Getting back to the point… I’ve had the iPad 3G for several days now. I’ll refrain from repeating my complaint about the lack of a stylus and why that limits its usefulness.

Some random impressions, treating it strictly as a mobile internet device:

  • It feels heavier than I expected. I can’t just hold it in the air for a long time, like I do with the Kindle.

  • The e-mail reader is very nice. I have two Gmail accounts (one personal, one through my university), and it tells me if I have new mail on either account. I haven’t even figured out how to do that on Google’s own web site. Also the preview works for most common file formats (attachments), which is more than I can say about my Android phone.

  • The display is fantastic, perhaps even better than my Fujitsu tablet PC.
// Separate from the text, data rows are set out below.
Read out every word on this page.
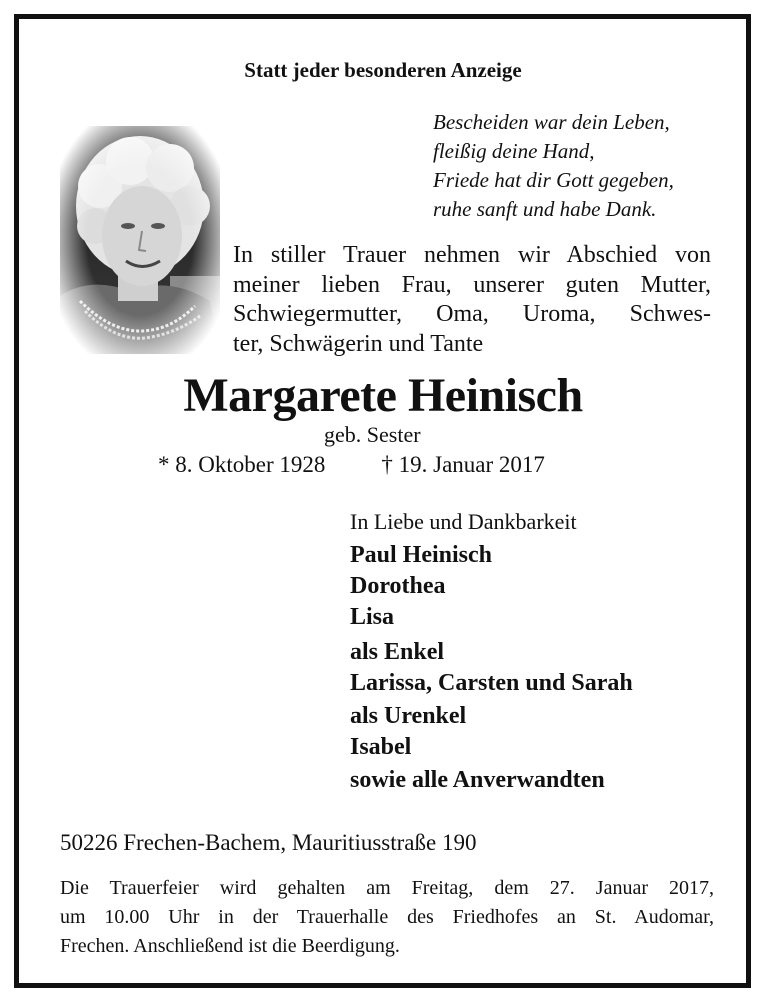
Statt jeder besonderen Anzeige
Bescheiden war dein Leben,
fleißig deine Hand,
Friede hat dir Gott gegeben,
ruhe sanft und habe Dank.
In stiller Trauer nehmen wir Abschied von
meiner lieben Frau, unserer guten Mutter,
Schwiegermutter, Oma, Uroma, Schwes-
ter, Schwägerin und Tante
Margarete Heinisch
geb. Sester
* 8. Oktober 1928 † 19. Januar 2017
In Liebe und Dankbarkeit
Paul Heinisch
Dorothea
Lisa
als Enkel
Larissa, Carsten und Sarah
als Urenkel
Isabel
sowie alle Anverwandten
50226 Frechen-Bachem, Mauritiusstraße 190
Die Trauerfeier wird gehalten am Freitag, dem 27. Januar 2017,
um 10.00 Uhr in der Trauerhalle des Friedhofes an St. Audomar,
Frechen. Anschließend ist die Beerdigung.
  • Screen auto-rotation is annoying, but fortunately there’s a physical switch to lock the screen orientation. I’ve pretty much kept it in landscape mode.

  • GPS receiver is very sensitive and accurate. I tried it indoors (in our single-storey house) and Maps showed the current location to the correct part of the house. This alone is a good reason to choose the 3G model over the WiFi-only model, which does not have GPS.

  • In a fairly bright light - like restaurant tables right at the window, at lunchtime - the Kindle is much easier on my eyes than the iPad.

  • I hate the way the zoom works in Safari. With FireFox on a PC, when you zoom in, it increases font size but also reflows the text, wrapping the text to the window width. On the iPad Safari, it literally zooms in to a section of the page, so you have to keep scrolling sideways. Maybe that made sense on the iPhone but it’s stupid for the iPad. I can’t even find the settings for the font size for Safari.

  • The on-screen keyboard is disappointingly bad. It has no feedback, not even that pop-up thing that the iPhone on-screen keyboard has. And why can’t they display the whole keyboard including the number keys?? It’s not like there’s a shortage of screen real estate. It’s really annoying to have to hit a key to switch between the alphabet and the number/symbol keyboard.

THAT’S what I was missing! I kept thinking that it was clearly different somehow - how else was I making so many more mistakes with bigger targets? I may be missing the “K”, but my brain processes that for the next letter my aim’s off by half a character.